The Wild Bunch Plays Havoc

The Wild Bunch Plays Havoc

It wasn’t normal for the Renton Cinema to play Warner Brothers films. They were normally exhibited at the Sterling theaters. But for some reason in June of 1969, we opened the Sam Peckinpah film “The Wild Bunch.”

It was a bit controversial at the time. I wonder now if that might have been the reason that we played it instead of Sterling.

The number of Westerns had been dropping noticeably from the studios’ release schedules, at least measured from the baseline of the fifties. But I checked this year – and there were surprisingly quite a few of various flavors – Support Your Local Sheriff, True Grit, Guns of the Magnificent Seven, Undefeated, and the year was sent off with Butch Cassidy and the Sundance Kid and Paint Your Wagon. More germain to this instance, probably, was the opening of the John Wayne film – True Grit. It came out in the Sterling houses one week before the Wild Bunch. And that might have been another reason that Sterling passed, they might simply have had no room to open the WB title.

The Wild Bunch opened in our small house, Cinema II which only had 500 seats. It was an R-rated movie. And now being old enough to view it, I took it in on one of my days off. I don’t remember a movie to that date in my young life that was so disturbing. Sure, there had been moments in Lawrence of Arabia that played similar notes on my psyche, but they were not as explicit as the Wild Bunch. In LoA you saw the aftermath, not the blow by blow that was put up on the screen by Peckinpah. I have read that Peckinpah, when planning this film, wanted to make it as realistic as possible. He had it in his mind to translate his experiences hunting deer, to this violent story of men in conflict. His memory of the bullet impacting the body of the animal, led him to find ways to replicate that in the shoot outs that he would depict. Another WB movie had led the way in this matter. Bonnie and Clyde was one of the first films to use the squib, that explosive pack of red liquid attached to the body of the actor. Peckinpah set out to out-Bonnie and Clyde, Bonnie and Clyde. And he did.

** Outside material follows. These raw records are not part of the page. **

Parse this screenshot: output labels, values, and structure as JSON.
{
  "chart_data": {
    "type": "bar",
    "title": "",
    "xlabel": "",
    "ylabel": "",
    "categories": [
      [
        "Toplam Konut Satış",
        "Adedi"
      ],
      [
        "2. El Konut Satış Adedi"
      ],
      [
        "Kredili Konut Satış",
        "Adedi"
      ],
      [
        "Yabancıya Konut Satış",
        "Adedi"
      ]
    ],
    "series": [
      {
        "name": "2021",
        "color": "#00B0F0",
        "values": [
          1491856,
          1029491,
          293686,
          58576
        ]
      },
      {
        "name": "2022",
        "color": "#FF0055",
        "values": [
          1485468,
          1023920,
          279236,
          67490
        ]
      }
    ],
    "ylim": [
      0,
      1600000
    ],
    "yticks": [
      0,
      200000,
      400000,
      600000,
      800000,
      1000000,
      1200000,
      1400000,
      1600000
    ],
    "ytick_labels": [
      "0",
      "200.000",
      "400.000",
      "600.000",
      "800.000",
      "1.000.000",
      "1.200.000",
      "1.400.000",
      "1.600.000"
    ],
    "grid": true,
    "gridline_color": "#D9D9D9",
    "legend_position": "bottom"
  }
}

I remember sitting there sometimes too squeamish to look up at the screen out of fear of what I would see. At times like those, one’s own identity entered into the equation of movie viewing. What if this were to happen to me? What would I do in a similar situation? Run for cover assuredly. I remember being suddenly aware that there was a mind behind all this, at work trying to impact the audience, causing their thoughts to flow in a direction of its choosing. Peckinpah says he intended it as an anti-war, or at the least an anti-violence statement. Was he successful? Not if that was actually his intent, for the violence was actually an attraction for many, and he himself was surprised and saddened by that fact.

The envelope had been pushed and there was no going back. Going forward the Western would not be cast in the sensibilities of the Saturday morning matinee western, a la Roy Rogers or Hopalong Cassidy. Nor was any other film genre left untouched.